18. Oktober 2017

USA: Abtreibung wird zum Wahlkampfthema

Quelle: idea.de

Ex-Präsident Jimmy Carter wünscht sich mehr Lebensrecht bei den Demokraten. Foto: Flickr/Grace

Ex-Präsident Jimmy Carter wünscht sich mehr Lebensrecht bei den Demokraten. Foto: Flickr/Grace

Washington (idea) – Die Abtreibungsfrage wird zu einem immer brisanteren Thema im US-Präsidentschaftswahlkampf. Die Haltung zum Schwangerschaftsabbruch entzweit in zunehmendem Maße Demokraten und Republikaner.

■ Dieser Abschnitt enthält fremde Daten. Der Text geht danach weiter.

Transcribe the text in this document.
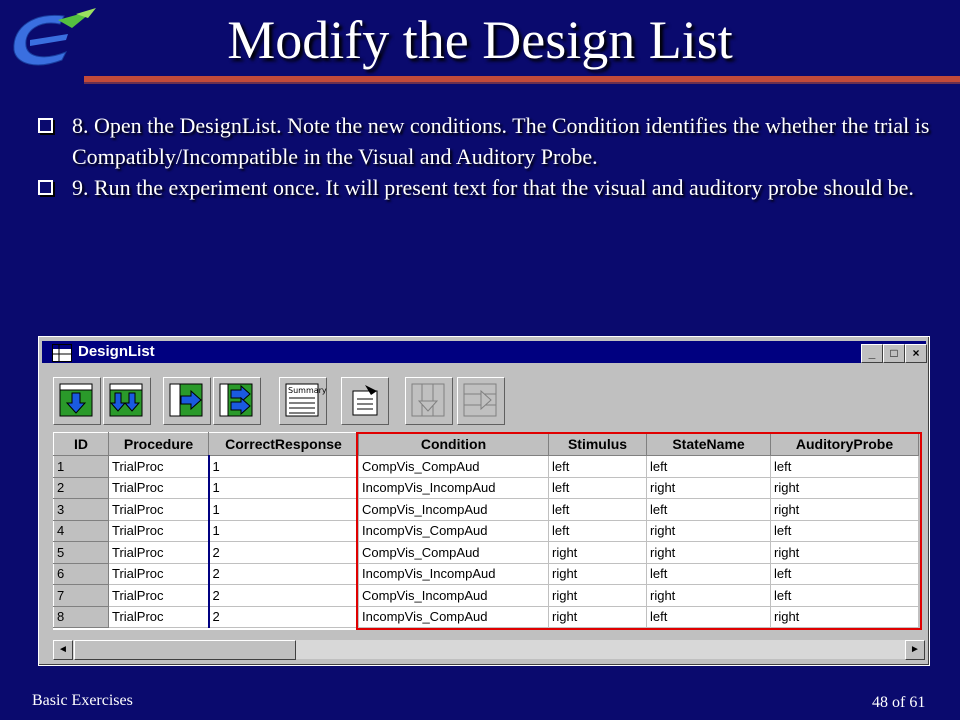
Modify the Design List
8. Open the DesignList. Note the new conditions. The Condition identifies the whether the trial is Compatibly/Incompatible in the Visual and Auditory Probe.
9. Run the experiment once. It will present text for that the visual and auditory probe should be.
DesignList	_	□	×
Summary
ID	Procedure	CorrectResponse	Condition	Stimulus	StateName	AuditoryProbe
1	TrialProc	1	CompVis_CompAud	left	left	left
2	TrialProc	1	IncompVis_IncompAud	left	right	right
3	TrialProc	1	CompVis_IncompAud	left	left	right
4	TrialProc	1	IncompVis_CompAud	left	right	left
5	TrialProc	2	CompVis_CompAud	right	right	right
6	TrialProc	2	IncompVis_IncompAud	right	left	left
7	TrialProc	2	CompVis_IncompAud	right	right	left
8	TrialProc	2	IncompVis_CompAud	right	left	right
◄	►
Basic Exercises	48 of 61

Der frühere US-Präsident Jimmy Carter – ein Demokrat wie Amtsinhaber Barack Obama – möchte das Parteiprogramm so ändern, dass es Lebensrechtlern leichter fällt, ihre Stimme den Demokraten zu geben. Ihr Programm tritt für das „Recht“ der Frau auf „legale und sichere“ Abtreibung ein. Die Demokaten bekräftigen das Grundsatzurteil des Obersten Gerichts aus dem Jahr 1973, das den Schwangerschaftsabbruch legalisiert hatte. Seither sind in den USA schätzungsweise mehr als 54 Millionen Kinder im Mutterleib ohne rechtliche Folgen getötet worden. Obama hat der Internetzeitung Christian Post zufolge erst vor kurzem die größte Abtreibungsorganisation in den USA, Planned Parenthood (Geplante Elternschaft, vergleichbar mit „Pro Familia“), gewürdigt und ihr weitere staatliche Unterstützung zugesagt.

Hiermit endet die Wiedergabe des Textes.